QUE DEVIENDRA L’ÉGLISE À COMPTER DU 1er AVRIL ?

La démission de Benoît XVI a soulevé hier chez moi quelques émotions. Je me suis revu en 1968, au moment où j’ai commencé ma carrière  comme reporter à la religion au Devoir. Comme je rêve très souvent – sans blague – que j’y travaille encore, je me suis imaginé que j’avais à « couvrir » cet événement. Et j’ai senti monter l’anxiété, comme en juin 1968 quand Paul VI a publié son encyclique Humanae Vitae sur les moyens de contraception. Des dizaines et des dizaines de dépêches étaient déposées d’heure en heure sur mon pupitre et il me fallait résumer tout cela en trois feuillets, en essayant d’être original. Aujourd’hui, ma boîte de courriels aurait explosé!
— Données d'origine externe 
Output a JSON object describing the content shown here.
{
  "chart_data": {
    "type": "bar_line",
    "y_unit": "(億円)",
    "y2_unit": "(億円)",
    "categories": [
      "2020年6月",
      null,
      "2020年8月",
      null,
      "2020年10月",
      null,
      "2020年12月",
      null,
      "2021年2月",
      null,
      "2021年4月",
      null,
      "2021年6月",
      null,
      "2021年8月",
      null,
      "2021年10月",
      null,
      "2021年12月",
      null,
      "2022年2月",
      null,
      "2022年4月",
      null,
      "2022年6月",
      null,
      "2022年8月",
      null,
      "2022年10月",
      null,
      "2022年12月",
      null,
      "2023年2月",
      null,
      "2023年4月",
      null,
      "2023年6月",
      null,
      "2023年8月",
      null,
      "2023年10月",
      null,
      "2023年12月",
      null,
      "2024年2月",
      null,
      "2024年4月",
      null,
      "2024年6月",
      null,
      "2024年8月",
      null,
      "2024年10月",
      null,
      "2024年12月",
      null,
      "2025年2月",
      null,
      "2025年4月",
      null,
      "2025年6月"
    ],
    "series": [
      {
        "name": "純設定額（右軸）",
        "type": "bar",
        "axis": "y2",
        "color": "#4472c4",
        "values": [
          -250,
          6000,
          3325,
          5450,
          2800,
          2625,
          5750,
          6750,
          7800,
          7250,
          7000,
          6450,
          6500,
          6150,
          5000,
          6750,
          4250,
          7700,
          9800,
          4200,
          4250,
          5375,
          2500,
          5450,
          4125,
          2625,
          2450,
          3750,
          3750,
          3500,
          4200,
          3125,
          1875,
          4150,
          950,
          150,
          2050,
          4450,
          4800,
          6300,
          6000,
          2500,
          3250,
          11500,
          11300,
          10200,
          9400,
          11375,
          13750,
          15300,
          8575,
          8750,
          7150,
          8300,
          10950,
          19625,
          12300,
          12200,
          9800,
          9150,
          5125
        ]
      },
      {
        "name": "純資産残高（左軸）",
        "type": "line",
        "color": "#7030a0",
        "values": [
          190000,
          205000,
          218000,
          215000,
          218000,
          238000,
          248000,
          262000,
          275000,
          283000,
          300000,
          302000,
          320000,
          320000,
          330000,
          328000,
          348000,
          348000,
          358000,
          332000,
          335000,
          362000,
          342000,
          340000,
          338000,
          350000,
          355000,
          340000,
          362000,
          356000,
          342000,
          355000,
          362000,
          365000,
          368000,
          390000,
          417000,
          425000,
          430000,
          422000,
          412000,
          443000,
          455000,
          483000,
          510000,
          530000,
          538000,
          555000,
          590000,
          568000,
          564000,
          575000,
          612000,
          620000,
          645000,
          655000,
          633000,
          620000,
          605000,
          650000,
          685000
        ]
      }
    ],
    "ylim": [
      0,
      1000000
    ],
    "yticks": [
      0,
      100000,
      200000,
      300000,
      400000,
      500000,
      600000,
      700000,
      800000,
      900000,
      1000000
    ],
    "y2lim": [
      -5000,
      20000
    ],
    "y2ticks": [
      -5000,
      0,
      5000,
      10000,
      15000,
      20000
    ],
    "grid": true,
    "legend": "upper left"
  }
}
Pourtant, la nouvelle tient en peu de chose : Benoit XVI estimait qu’il n’avait plus la santé pour faire son boulot. Il en a pris acte et tiré ses conclusions. L’événement présente bien sûr un caractère historique étant donné que voilà dessiècles qu’un pape n’avait pas démissionné.

Mais pour le reste, la nouvelle est faite du bla-bla sympathique de gens d’Église, de chefs d’État, de gens de la rue. Et ils disent tous à peu près la même chose : sa décision lui fait honneur et elle manifeste une grande humilité. C’est effectivement le cas. Sur le fond, qu’y a-t-il de plus à dire?

Plus importante sera la suite des choses : on lui trouvera un successeur. Hier on spéculait déjà et cela va durer encore sept semaines. Et pour cause : le choix du successeur n’est pas sans importance pour la vie de l’Église en général et des chrétiennes et chrétiennes en particulier. Et j’en suis.

Pour l’heure, l’institution romaine demeure telle qu’en elle-même : assez figée dans certaines convictions traditionnelles. C’est le cas notamment en ce qui concerne l’égalité des hommes et des femmes et l’accès de ces dernières à la prêtrise. Depuis 50 ans, le monde et l’Occident en particulier ont fait de cette égalité une valeur sociale fondamentale. Il progresse inexorablement dans cette voie. L’Église, de son côté, n’a pas lu ce « signe des temps », selon la belle expression inventée au concile Vatican II, il y a cinquante ans. En ce qui concerne l’homosexualité, elle refuse d’en voir autre chose qu’une anomalie de la nature. Elle exclut encore officiellement de la communion les divorcés remariés. On pourrait allonger la liste. Bref, à certains égards importants pour la pensée moderne, elle piétine.

Bref, l’enjeu de la prochaine élection est évident : l’Église restera-t-elle enfermée dans certaines certitudes qui tout compte fait n’ont guère à voir avec l’Évangile, mais plutôt avec une anthropologie à bien des égards dépassée. Au contraire, parviendra-t-elle à s’ouvrir enfin davantage à l’Homme du second millénaire en se recentrant sur l’essentiel : le témoignage de la charité et de la justice?